Promoter screening and identification for metabolic regulation in Acremonium chrysogenum

Acremonium chrysogenum is the major industrial producer of cephalosporin C (CPC), which is used as raw material for the production of significant cephalosporin antibiotics. Due to the lack of diverse promoter elements, the development of metabolic engineering transformation is relatively slow, resulting in a limited improvement on CPC production. In this study, based on the analysis of the transcriptome profile, 27 candidate promoters were selected to drive the expression of the reporter genes. The promoter activities of this library ranged from 0.0075 to 101 times of the control promoter PAngpdA. Simultaneously, a rapid screening method for potential bidirectional promoters was developed and 4 strong bidirectional promoters from 27 candidate options were identified and validated. Finally, the Golden Gate method was employed to combine promoter modules from the library with various target genes.
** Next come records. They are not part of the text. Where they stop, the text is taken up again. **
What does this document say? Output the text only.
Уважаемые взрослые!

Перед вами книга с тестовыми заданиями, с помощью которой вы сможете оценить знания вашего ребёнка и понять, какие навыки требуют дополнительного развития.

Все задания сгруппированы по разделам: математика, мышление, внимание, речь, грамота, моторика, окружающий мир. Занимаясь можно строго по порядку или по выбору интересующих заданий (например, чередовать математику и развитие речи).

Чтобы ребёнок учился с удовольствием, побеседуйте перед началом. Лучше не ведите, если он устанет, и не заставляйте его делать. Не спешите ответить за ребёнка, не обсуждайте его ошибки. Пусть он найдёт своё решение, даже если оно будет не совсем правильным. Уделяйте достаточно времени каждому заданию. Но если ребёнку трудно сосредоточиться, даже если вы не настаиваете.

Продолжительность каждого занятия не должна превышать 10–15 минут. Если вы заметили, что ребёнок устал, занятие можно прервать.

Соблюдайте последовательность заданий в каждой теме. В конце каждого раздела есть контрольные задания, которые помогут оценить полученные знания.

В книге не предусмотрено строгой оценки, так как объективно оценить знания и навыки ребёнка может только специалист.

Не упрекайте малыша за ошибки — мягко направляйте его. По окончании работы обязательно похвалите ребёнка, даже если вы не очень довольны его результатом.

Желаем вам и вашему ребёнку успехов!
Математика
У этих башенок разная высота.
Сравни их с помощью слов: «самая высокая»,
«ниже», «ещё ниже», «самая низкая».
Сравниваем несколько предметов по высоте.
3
Through a mixed transformation and screening process, high‐yielding strains AG‐6, AG‐18, and AG‐41 were identified, exhibiting an increase in CPC production of 30%, 35%, and 29%, respectively, compared to the control strain Ac‐∆axl2:: eGFP. Therefore, the utilization of this promoter library offers a broader range of synthetic biology toolkits for the genetic engineering transformation of A. chrysogenum, thus establishing a solid foundation for the precise regulation of gene expression. Graphical and Lay Summary Acremonium chrysogenum, a key producer of cephalosporin C (CPC), faces challenges in metabolic engineering due to limited promoter diversity. This study addressed these limitations by identifying and validating 27 candidate promoters, along with four strong bidirectional ones through transcriptome analysis. By combining these promoters with Golden Gate assembly, we achieved random combinations of genetic elements and enhance CPC production, paving the way for future genetic engineering advancements in A. chrysogenum.